Nut allergies

Okay, I’m sure everyone here knows that peanuts aren’t actually nuts, but are actually legumes, but that brings me to questions I can’t find the answer to… If you’re allergic to peanuts, are you more likely to be allergic to actual nuts and vice versa? If you’re allergic to peanuts, are you more likely to be allergic to beans? I mean, if you’re allergic to peanuts, would cashews have a similar effect, or could you gobble them by the double-fistful without worrying? I’m not asking anyone with peanut allergies to test this out, but if anyone’s done it already, I’d like to know the results.
Thanks bunches.
John T.

Did you ever think about going to a doctor?

I don’t have a nut or peanut allergy, and going to a doctor just to satisfy my curiousity seems like a bit of a waste.

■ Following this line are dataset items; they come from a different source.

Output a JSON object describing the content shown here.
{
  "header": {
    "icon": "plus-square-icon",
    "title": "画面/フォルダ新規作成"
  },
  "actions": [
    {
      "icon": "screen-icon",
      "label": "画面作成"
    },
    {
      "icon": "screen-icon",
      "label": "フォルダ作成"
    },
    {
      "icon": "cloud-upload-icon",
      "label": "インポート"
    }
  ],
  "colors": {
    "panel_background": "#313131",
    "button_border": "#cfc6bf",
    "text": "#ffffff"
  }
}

First off, peanuts are nuts. A nut is simply any hard-shelled, dry fruit, it’s an English word, not a botanical one and doesn’t map onto particular fruit types, plant families or plant anatomies. Legume is a botanical term that refers either to an entire superfamily, or to the production of root nodes, neither of which exludes the production of nuts. A peanut is as much a nut as a macadamia, coconut or acorn.

Now back to the actual question, the answer is unlikely. Peanut allergies are caused 99.9998% of the time by a reaction to the protein in peanuts, and being legumes they contain large amounts of protein. Non-leguminous nuts are unlikely to contain the same amounts of protein (coconuts are an exception) and being so distantly related don’t produce the same proteins, so unless you happen to be allergic to a common plant protein, or to the oils or other substances in peanuts, you shouldn’t be affected by other plants. If you are then you’ll be allergic to a whole suite of non-nut vegetables as well, and your condition wouldn’t be diagnosed as a peanut allergy.
Legumes are more closely related and I have worked with a woman who was allergic to virtually all legumes. However this is obviously rare and entails a lot more than just being allergic to peanuts. It’s not described as being an allegy to peanuts, but an allergy to legumes.
And people who suffer from allergies usually suffer from more than one, so I suppose that statistically being allegic to anything makes you more likely to be allergic to other nuts or other legumes.
So the summary, yes more people who are allergic to peanuts should be allergic to other nuts, and to other legumes, but the incidences are low and you wouldn’t reach the age of 10 without realising you have an allergy to vegetable oil or to legumes.

Wow, answered my question and dispelled a myth I’ve been lugging around for decades… Unless someone chooses to argue with you, Gaspode, I owe you two 'thank you’s. :slight_smile:

I’ll argue :slight_smile:
A nut is, according to my handy-dandy biology dictionary here, a “dry indehiscent, single-seeded fruit, somewhat similar to an achene but the product of more than one carpel (bolding mine)…”. A legume, on the other hand, is specifically formed from but a single carpel, and is limited to members of the family Leguminoseae. Legumes are also not indehiscent (an indehiscent fruit is one in which the seed conatiner does not spontaneously open to release the seeds). Thus, peanuts are not nuts, except in common vernacular.

Also, to answer the OP, my roommate is allergic to nuts, but not to peanuts.

I once knew somebody who was deathly allergic to nuts, to the point of having to get packed off to the hospital and treated for anaphylactic shock if she ate a walnut. She didn’t know if she was allergic to peanuts and maintained that she wasn’t going to eat one to find out. She also got asked a lot.

I am alergic to cashews-quite entertainingly so, my friends tell me-I swell up, get little bumps and rashes-but those are the only nuts I am alergic to.

I can eat all he other nuts in the can of mixed nuts and have no problem. But if I consume one cashew, send me to the sideshow.

I am also alergic to blueberries and the reaction is even more entertaining.

I had a student in my class last year who was deathly allergic to peanuts. I even had an Epi-Pen in the room for him, just in case.

He was not allergic to walnuts, almonds, cashews and other nuts. I had to know because we took a trip to a farm and the kids got to shell and eat black walnuts right off the tree.

Anyone else thinking of that scene with the gum-chewer (what was her name?!?) in Willy Wonka and the Chocolate Factory?